Carbon nanotubes have been touted as an answer to an array of medical device–related applications, from drug delivery in cancer treatments to batteries. However, despite such advantages as their presumed ability to carry 1000 times more electric current than a metal conductor of the same size, scientists at the National Institute of Standards and Technology (NIST; Gaithersburg, MD) are questioning nanotubes' reliability.
|Micrograph of recession and clumping in gold electrodes after the application of 1.7 V of electricity has been applied to carbon nanotube wiring for one hour. (Image by M. Strus)|
Copper wires transport power and other signals among all the parts of integrated circuits; even one failed conductor can cause chip failure.
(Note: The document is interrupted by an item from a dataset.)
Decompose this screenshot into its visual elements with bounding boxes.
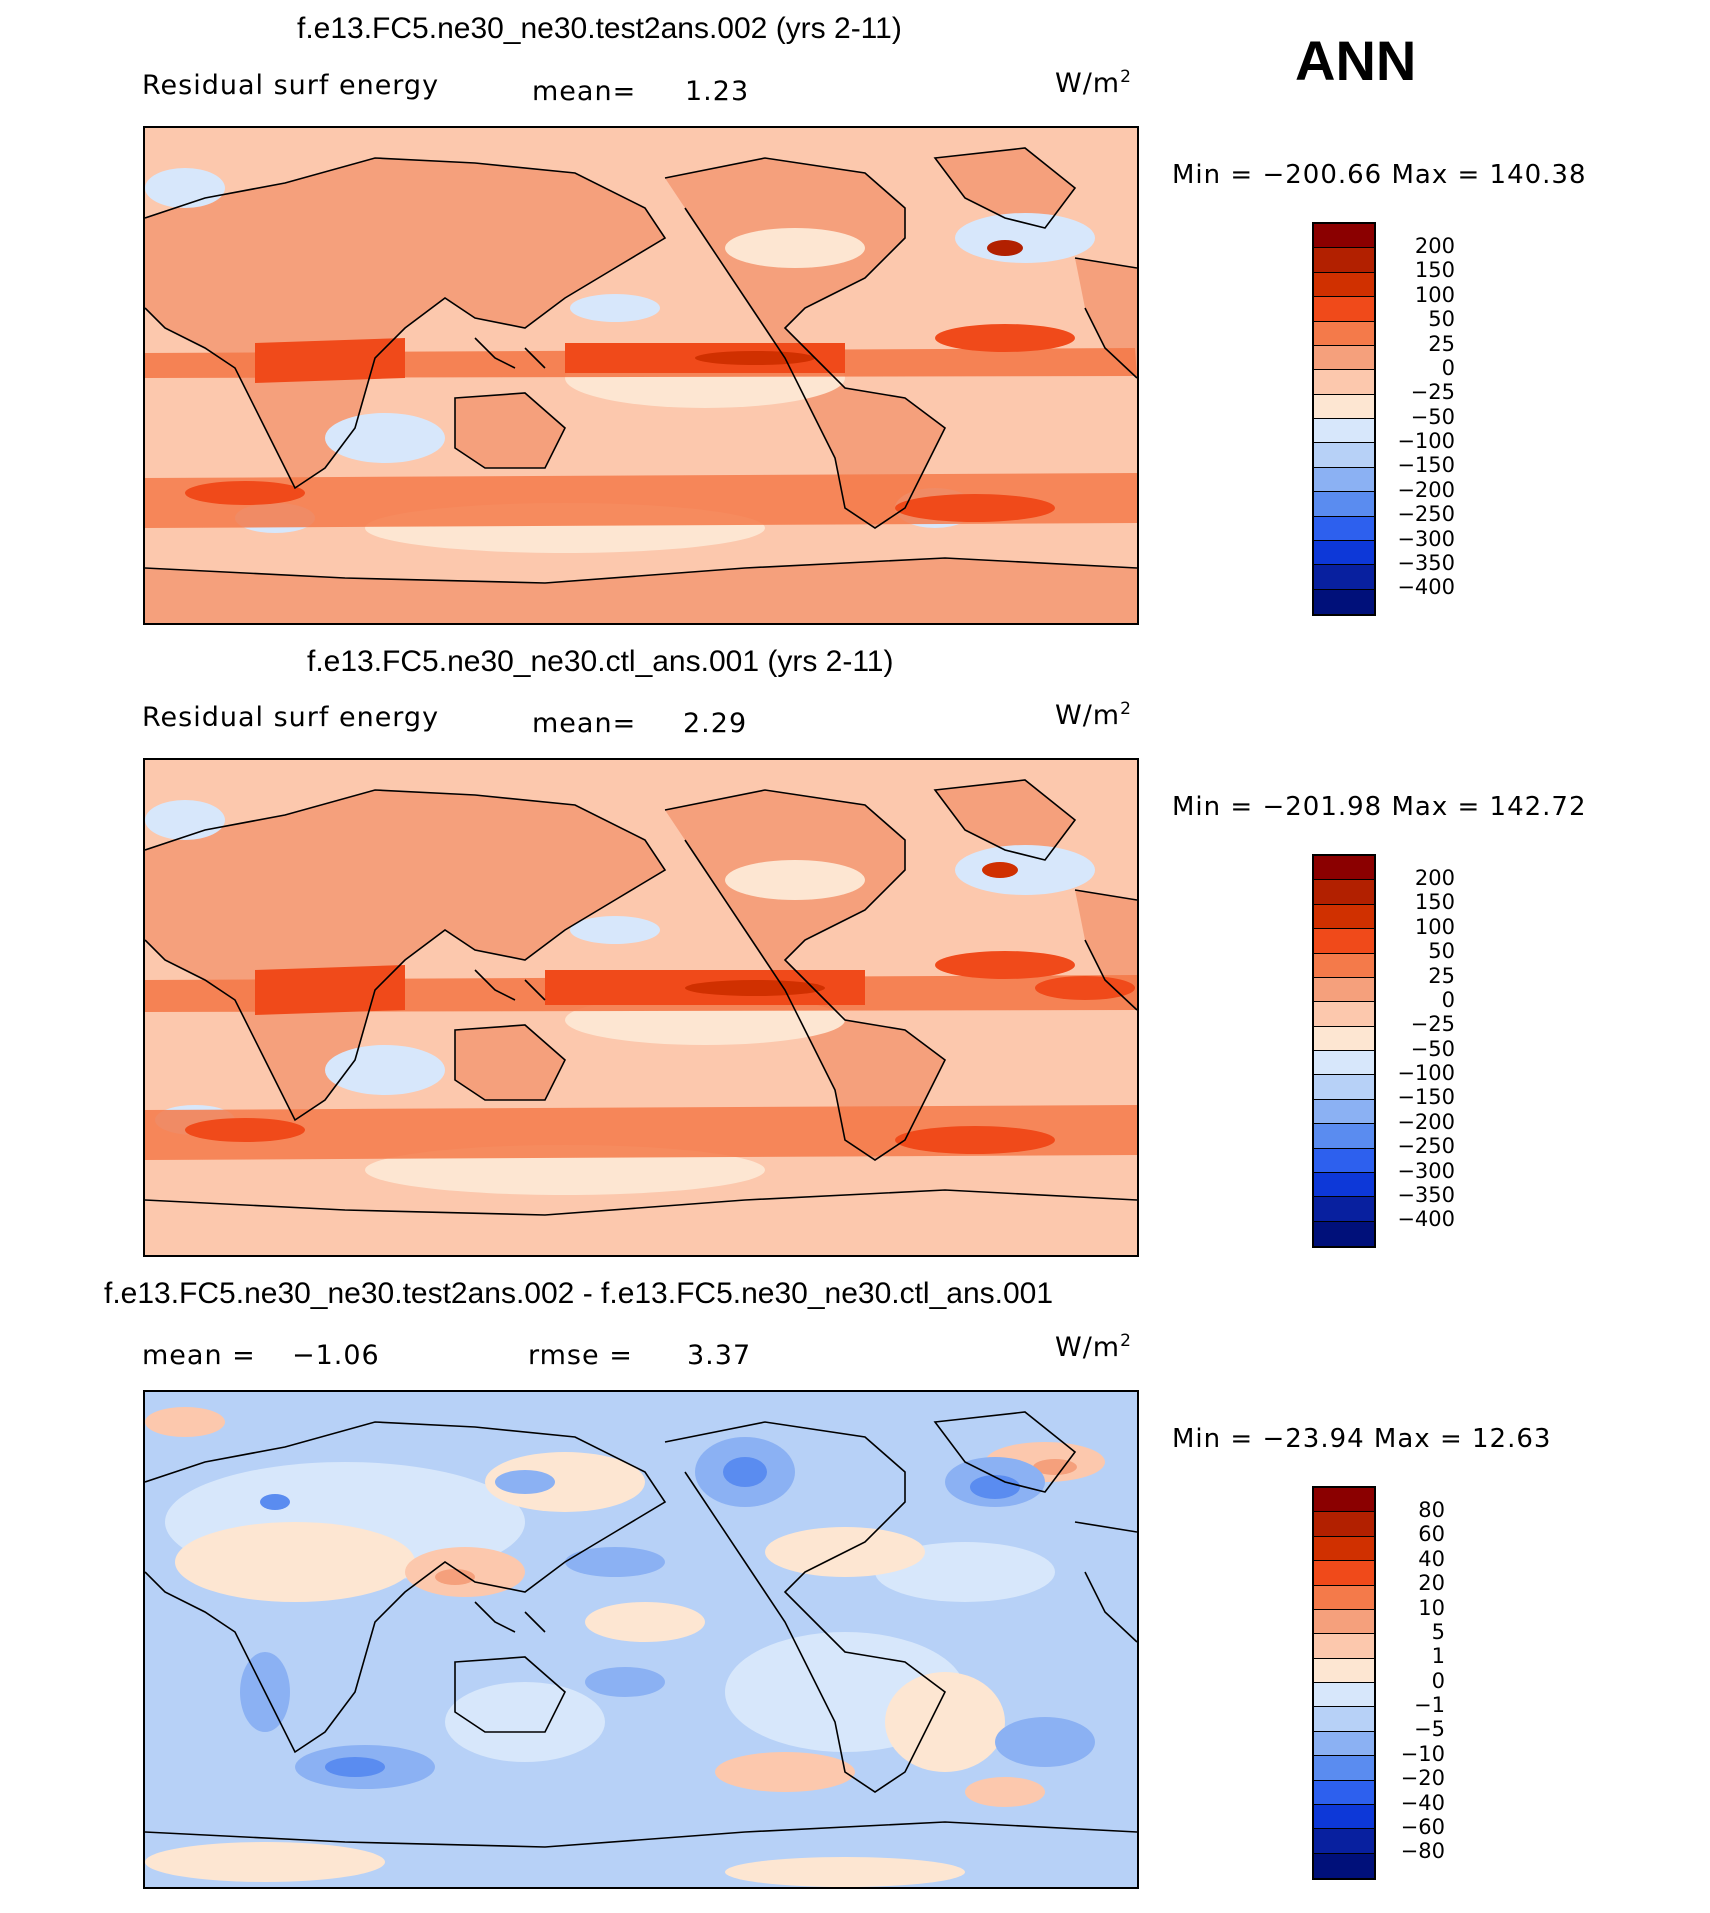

As a rough comparison, NIST researchers fabricated and tested numerous nanotube interconnects between metal electrodes. Their results show that although nanotubes can sustain extremely high current densities tens to hundreds of times larger than that in a typical semiconductor circuit for several hours, they degrade slowly under constant current. Of greater concern to the scientists is that the metal electrodes fail when currents rise above a certain threshold. Failure occurs within about 40 hours.
What's different about the NIST researchers' work is that they are studying how carbon nanotubes may function in real electronic devices over the long term. To support industrial applications, the NIST team is developing measurement and test techniques and studying a variety of nanotube structures to determine what happens when nanotubes and metals intersect and when nanotubes interact with other nanotubes.